5. Bikram (hot yoga)

Get ready to get warm – Bikram yoga classes take place in a room heated to around 40.6 degrees Celsius and 40% humidity. Created by Indian yogi Bikram Choudhury in the early 1970s, this style is made up of a sequence of 26 poses and breathing exercises repeated twice.

The heat helps to stretch and strengthen the muscles, allowing you a greater range of movement, as well as giving you an increased cardio challenge. Every Bikram class you go to around the world should follow the same sequence – though there are adapted classes based on Bikram that are often just called ‘hot yoga.’

Who should try it?

People who like to sweat! The heat and humidity can take some getting used to, but the poses can be good for beginners, as there is a lot of alignment work, and every class is the same, allowing you to build up familiarity with the movements.

Hot yoga is not recommended for pregnant women, and if you have any other health problems you should consult your doctor first.

6. Kundalini

The Kundalini energy is located at the base of your spine.
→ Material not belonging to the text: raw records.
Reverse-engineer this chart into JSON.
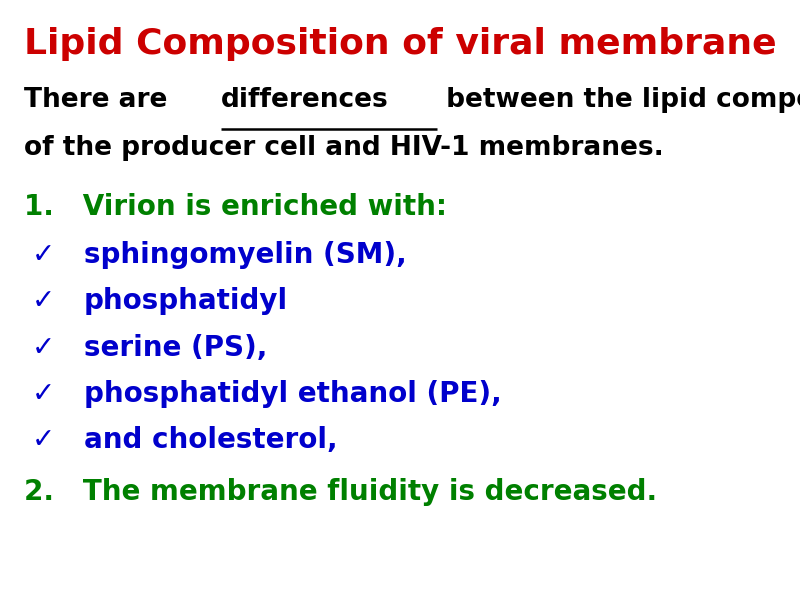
{
  "title": "Lipid Composition of viral membrane",
  "title_color": "#CC0000",
  "title_fontsize": 26,
  "title_fontweight": "bold",
  "bg_color": "#FFFFFF",
  "intro_line2": "of the producer cell and HIV-1 membranes.",
  "intro_fontsize": 19,
  "point1_label": "1.   Virion is enriched with:",
  "point1_color": "#008000",
  "point1_fontsize": 20,
  "bullet_items": [
    "sphingomyelin (SM),",
    "phosphatidyl",
    "serine (PS),",
    "phosphatidyl ethanol (PE),",
    "and cholesterol,"
  ],
  "bullet_color": "#0000CC",
  "bullet_fontsize": 20,
  "bullet_check": "✓",
  "point2_label": "2.   The membrane fluidity is decreased.",
  "point2_color": "#008000",
  "point2_fontsize": 20
}
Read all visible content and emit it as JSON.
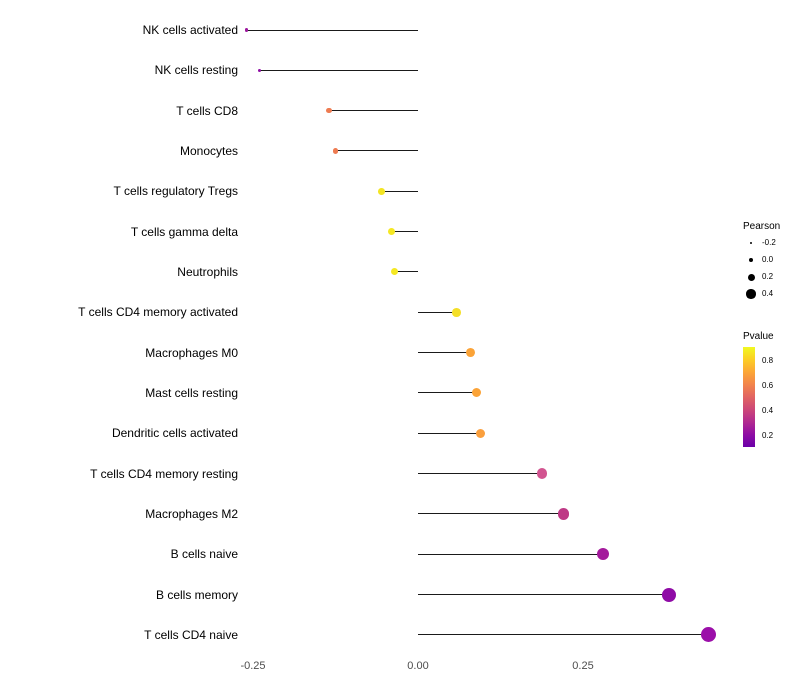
{
  "figure": {
    "background": "#ffffff"
  },
  "chart_data": {
    "type": "lollipop",
    "title": "",
    "xlabel": "",
    "ylabel": "",
    "orientation": "horizontal",
    "grid": "off",
    "baseline": 0.0,
    "x_axis": {
      "tick_values": [
        -0.25,
        0.0,
        0.25
      ],
      "tick_labels": [
        "-0.25",
        "0.00",
        "0.25"
      ],
      "range": [
        -0.28,
        0.49
      ]
    },
    "points": [
      {
        "label": "NK cells activated",
        "pearson": -0.26,
        "pvalue": 0.25,
        "color": "#9C179E"
      },
      {
        "label": "NK cells resting",
        "pearson": -0.24,
        "pvalue": 0.2,
        "color": "#8F0DA4"
      },
      {
        "label": "T cells CD8",
        "pearson": -0.135,
        "pvalue": 0.6,
        "color": "#EE7B51"
      },
      {
        "label": "Monocytes",
        "pearson": -0.125,
        "pvalue": 0.6,
        "color": "#EE7B51"
      },
      {
        "label": "T cells regulatory Tregs",
        "pearson": -0.055,
        "pvalue": 0.85,
        "color": "#F3E524"
      },
      {
        "label": "T cells gamma delta",
        "pearson": -0.04,
        "pvalue": 0.85,
        "color": "#F5E823"
      },
      {
        "label": "Neutrophils",
        "pearson": -0.035,
        "pvalue": 0.85,
        "color": "#F5E823"
      },
      {
        "label": "T cells CD4 memory activated",
        "pearson": 0.058,
        "pvalue": 0.8,
        "color": "#F4DF28"
      },
      {
        "label": "Macrophages M0",
        "pearson": 0.08,
        "pvalue": 0.7,
        "color": "#FBA337"
      },
      {
        "label": "Mast cells resting",
        "pearson": 0.088,
        "pvalue": 0.7,
        "color": "#FBA337"
      },
      {
        "label": "Dendritic cells activated",
        "pearson": 0.095,
        "pvalue": 0.68,
        "color": "#FA9F3D"
      },
      {
        "label": "T cells CD4 memory resting",
        "pearson": 0.188,
        "pvalue": 0.45,
        "color": "#D25490"
      },
      {
        "label": "Macrophages M2",
        "pearson": 0.22,
        "pvalue": 0.38,
        "color": "#BE3885"
      },
      {
        "label": "B cells naive",
        "pearson": 0.28,
        "pvalue": 0.3,
        "color": "#A41A9C"
      },
      {
        "label": "B cells memory",
        "pearson": 0.38,
        "pvalue": 0.18,
        "color": "#8F0BA6"
      },
      {
        "label": "T cells CD4 naive",
        "pearson": 0.44,
        "pvalue": 0.15,
        "color": "#9B0FA9"
      }
    ],
    "legend": {
      "position": "right",
      "size_legend": {
        "title": "Pearson",
        "entries": [
          {
            "label": "-0.2",
            "value": -0.2
          },
          {
            "label": "0.0",
            "value": 0.0
          },
          {
            "label": "0.2",
            "value": 0.2
          },
          {
            "label": "0.4",
            "value": 0.4
          }
        ]
      },
      "color_legend": {
        "title": "Pvalue",
        "tick_labels": [
          "0.8",
          "0.6",
          "0.4",
          "0.2"
        ],
        "tick_values": [
          0.8,
          0.6,
          0.4,
          0.2
        ],
        "domain": [
          0.9,
          0.1
        ],
        "gradient_top_to_bottom": [
          "#F0F921",
          "#FCCE25",
          "#FCA636",
          "#F2844B",
          "#E16462",
          "#CC4778",
          "#B12A90",
          "#8F0DA4",
          "#6A00A8"
        ]
      }
    }
  }
}
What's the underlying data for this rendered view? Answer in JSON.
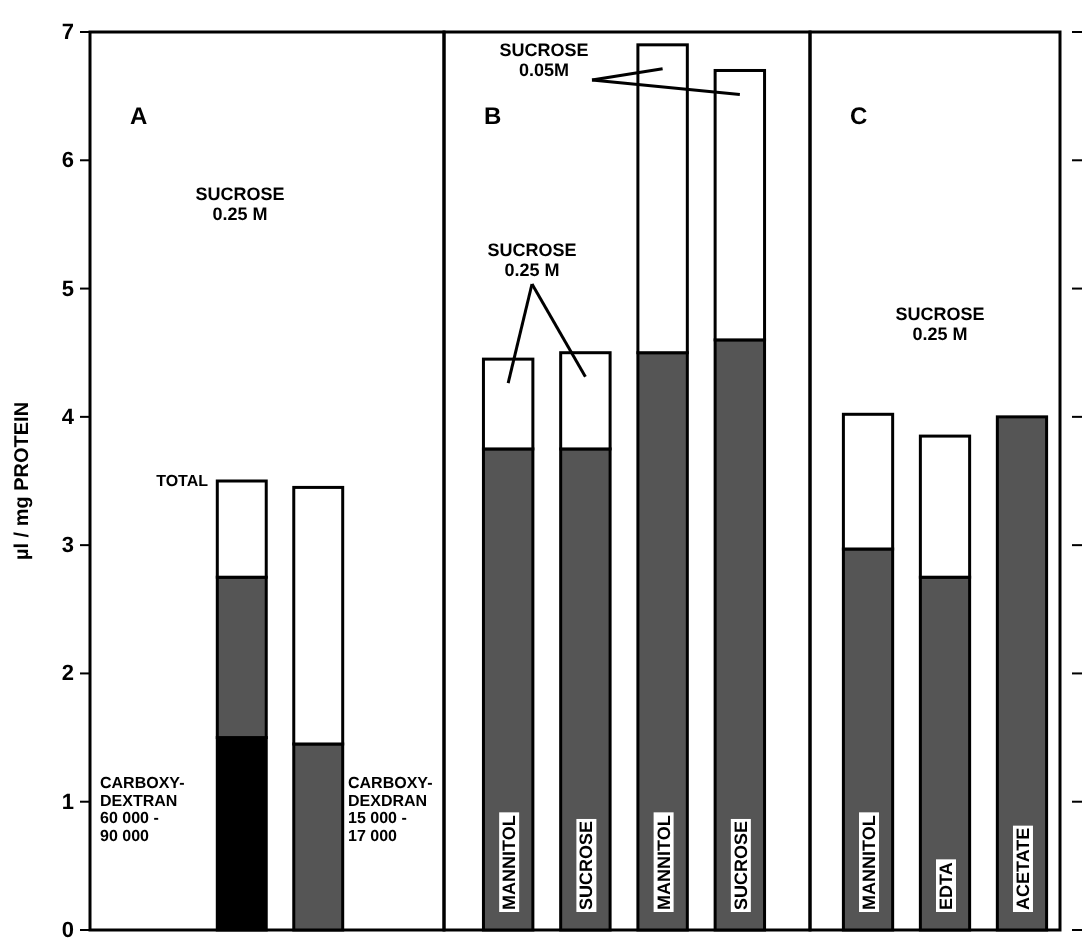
{
  "chart_data": [
    {
      "type": "bar",
      "title": "A",
      "ylabel": "µl / mg PROTEIN",
      "stacked": true,
      "categories": [
        null,
        null
      ],
      "ylim": [
        0,
        7
      ],
      "yticks": [
        0,
        1,
        2,
        3,
        4,
        5,
        6,
        7
      ],
      "series": [
        {
          "color": "#000000",
          "values": [
            1.5,
            null
          ]
        },
        {
          "color": "#555555",
          "values": [
            1.25,
            1.45
          ]
        },
        {
          "color": "#ffffff",
          "values": [
            0.75,
            2.0
          ]
        }
      ],
      "annotations": [
        "SUCROSE\n0.25 M",
        "TOTAL",
        "CARBOXY-\nDEXTRAN\n60 000 -\n90 000",
        "CARBOXY-\nDEXDRAN\n15 000 -\n17 000"
      ]
    },
    {
      "type": "bar",
      "title": "B",
      "stacked": true,
      "categories": [
        "MANNITOL",
        "SUCROSE",
        "MANNITOL",
        "SUCROSE"
      ],
      "ylim": [
        0,
        7
      ],
      "tick_labels": false,
      "series": [
        {
          "color": "#555555",
          "values": [
            3.75,
            3.75,
            4.5,
            4.6
          ]
        },
        {
          "color": "#ffffff",
          "values": [
            0.7,
            0.75,
            2.4,
            2.1
          ]
        }
      ],
      "annotations": [
        "SUCROSE\n0.25 M",
        "SUCROSE\n0.05M"
      ]
    },
    {
      "type": "bar",
      "title": "C",
      "stacked": true,
      "categories": [
        "MANNITOL",
        "EDTA",
        "ACETATE"
      ],
      "ylim": [
        0,
        7
      ],
      "yticks": [
        0,
        1,
        2,
        3,
        4,
        5,
        6,
        7
      ],
      "tick_labels": false,
      "series": [
        {
          "color": "#555555",
          "values": [
            2.97,
            2.75,
            4.0
          ]
        },
        {
          "color": "#ffffff",
          "values": [
            1.05,
            1.1,
            null
          ]
        }
      ],
      "annotations": [
        "SUCROSE\n0.25 M"
      ]
    }
  ]
}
Kundalini yoga is designed to awaken this energy and allow it to move upwards through the body.

In this style of yoga, the focus is particularly on the effects of the breath (or prana, meaning energy), and combines meditation, breathing techniques and chanting as well as yoga postures.

Who should try it?

People who want a more meditative or spiritual element to their yoga practice will find Kundalini to be soothing and centring.

7. Yin

Yin yoga is a highly meditative practice that comes from Taoist traditions. The focus is on passive, seated postures, targeting the connective tissues in the lower spine, hips and pelvis.
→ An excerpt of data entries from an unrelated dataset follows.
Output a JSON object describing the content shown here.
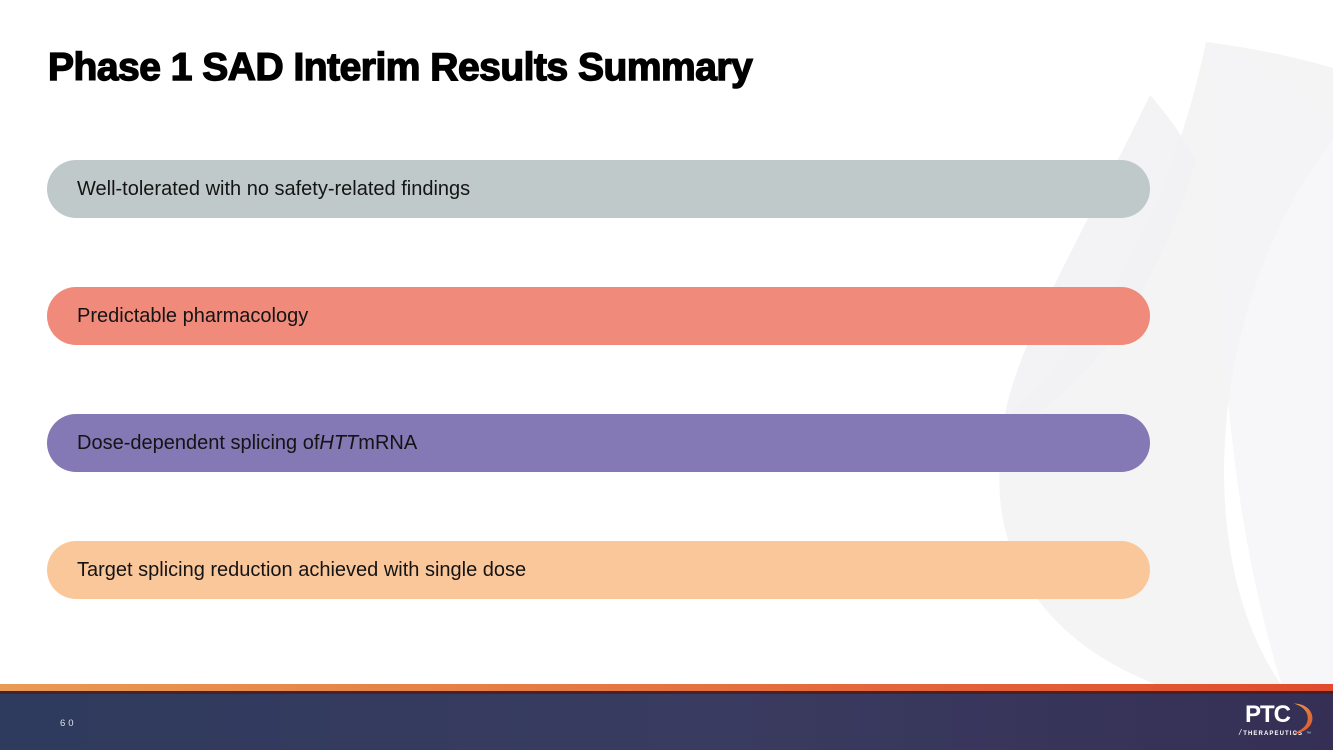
{
  "slide": {
    "title": "Phase 1 SAD Interim Results Summary"
  },
  "bars": [
    {
      "color": "#c0c9c9",
      "segments": [
        {
          "text": "Well-tolerated with no safety-related findings",
          "italic": false
        }
      ]
    },
    {
      "color": "#f08a7b",
      "segments": [
        {
          "text": "Predictable pharmacology",
          "italic": false
        }
      ]
    },
    {
      "color": "#8478b5",
      "segments": [
        {
          "text": "Dose-dependent splicing of ",
          "italic": false
        },
        {
          "text": "HTT",
          "italic": true
        },
        {
          "text": " mRNA",
          "italic": false
        }
      ]
    },
    {
      "color": "#fac79b",
      "segments": [
        {
          "text": "Target splicing reduction achieved with single dose",
          "italic": false
        }
      ]
    }
  ],
  "footer": {
    "page_number": "60",
    "accent_color_left": "#e99a53",
    "accent_color_right": "#e04c2d",
    "bar_color_left": "#2e3b5e",
    "bar_color_mid": "#3a3b60",
    "bar_color_right": "#352f55",
    "logo": {
      "brand": "PTC",
      "slash": "/",
      "sub": "THERAPEUTICS",
      "tm": "™",
      "swoosh_color_start": "#f2a24e",
      "swoosh_color_end": "#d8512a"
    }
  }
}
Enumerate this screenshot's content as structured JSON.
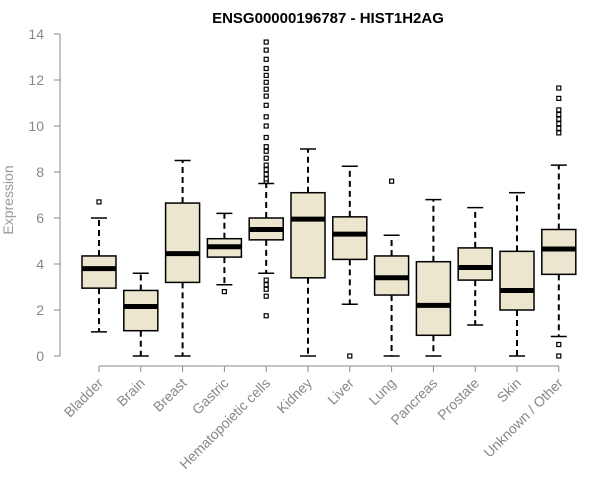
{
  "chart_data": {
    "type": "boxplot",
    "title": "ENSG00000196787 - HIST1H2AG",
    "xlabel": "",
    "ylabel": "Expression",
    "ylim": [
      0,
      14
    ],
    "yticks": [
      0,
      2,
      4,
      6,
      8,
      10,
      12,
      14
    ],
    "grid": false,
    "colors": {
      "box_fill": "#ede6cf",
      "box_stroke": "#000000",
      "axis": "#888888",
      "title": "#000000"
    },
    "categories": [
      "Bladder",
      "Brain",
      "Breast",
      "Gastric",
      "Hematopoietic cells",
      "Kidney",
      "Liver",
      "Lung",
      "Pancreas",
      "Prostate",
      "Skin",
      "Unknown / Other"
    ],
    "boxes": [
      {
        "category": "Bladder",
        "min": 1.05,
        "q1": 2.95,
        "median": 3.8,
        "q3": 4.35,
        "max": 6.0,
        "outliers": [
          6.7
        ]
      },
      {
        "category": "Brain",
        "min": 0.0,
        "q1": 1.1,
        "median": 2.15,
        "q3": 2.85,
        "max": 3.6,
        "outliers": []
      },
      {
        "category": "Breast",
        "min": 0.0,
        "q1": 3.2,
        "median": 4.45,
        "q3": 6.65,
        "max": 8.5,
        "outliers": []
      },
      {
        "category": "Gastric",
        "min": 3.1,
        "q1": 4.3,
        "median": 4.75,
        "q3": 5.1,
        "max": 6.2,
        "outliers": [
          2.8
        ]
      },
      {
        "category": "Hematopoietic cells",
        "min": 3.6,
        "q1": 5.05,
        "median": 5.5,
        "q3": 6.0,
        "max": 7.5,
        "outliers": [
          1.75,
          2.6,
          2.9,
          3.1,
          3.3,
          7.6,
          7.7,
          7.9,
          8.1,
          8.3,
          8.6,
          8.9,
          9.1,
          9.5,
          10.0,
          10.4,
          10.9,
          11.3,
          11.6,
          11.9,
          12.2,
          12.5,
          12.9,
          13.3,
          13.65
        ]
      },
      {
        "category": "Kidney",
        "min": 0.0,
        "q1": 3.4,
        "median": 5.95,
        "q3": 7.1,
        "max": 9.0,
        "outliers": []
      },
      {
        "category": "Liver",
        "min": 2.25,
        "q1": 4.2,
        "median": 5.3,
        "q3": 6.05,
        "max": 8.25,
        "outliers": [
          0.0
        ]
      },
      {
        "category": "Lung",
        "min": 0.0,
        "q1": 2.65,
        "median": 3.4,
        "q3": 4.35,
        "max": 5.25,
        "outliers": [
          7.6
        ]
      },
      {
        "category": "Pancreas",
        "min": 0.0,
        "q1": 0.9,
        "median": 2.2,
        "q3": 4.1,
        "max": 6.8,
        "outliers": []
      },
      {
        "category": "Prostate",
        "min": 1.35,
        "q1": 3.3,
        "median": 3.85,
        "q3": 4.7,
        "max": 6.45,
        "outliers": []
      },
      {
        "category": "Skin",
        "min": 0.0,
        "q1": 2.0,
        "median": 2.85,
        "q3": 4.55,
        "max": 7.1,
        "outliers": []
      },
      {
        "category": "Unknown / Other",
        "min": 0.85,
        "q1": 3.55,
        "median": 4.65,
        "q3": 5.5,
        "max": 8.3,
        "outliers": [
          0.0,
          0.5,
          9.7,
          9.9,
          10.1,
          10.3,
          10.5,
          10.7,
          11.2,
          11.65
        ]
      }
    ]
  }
}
It’s slow paced, with poses held for several minutes, sometimes up to 20. The aim is a feeling of release and letting go – as well as getting a good stretch and increasing flexibility.

Who should try it?

If you want to focus on breathing and quietening your mind, Yin yoga is a great choice for relaxation. It’s also a good way for athletes to release tension from overworked joints.


Visit your GP for a check-up before starting any new exercise program.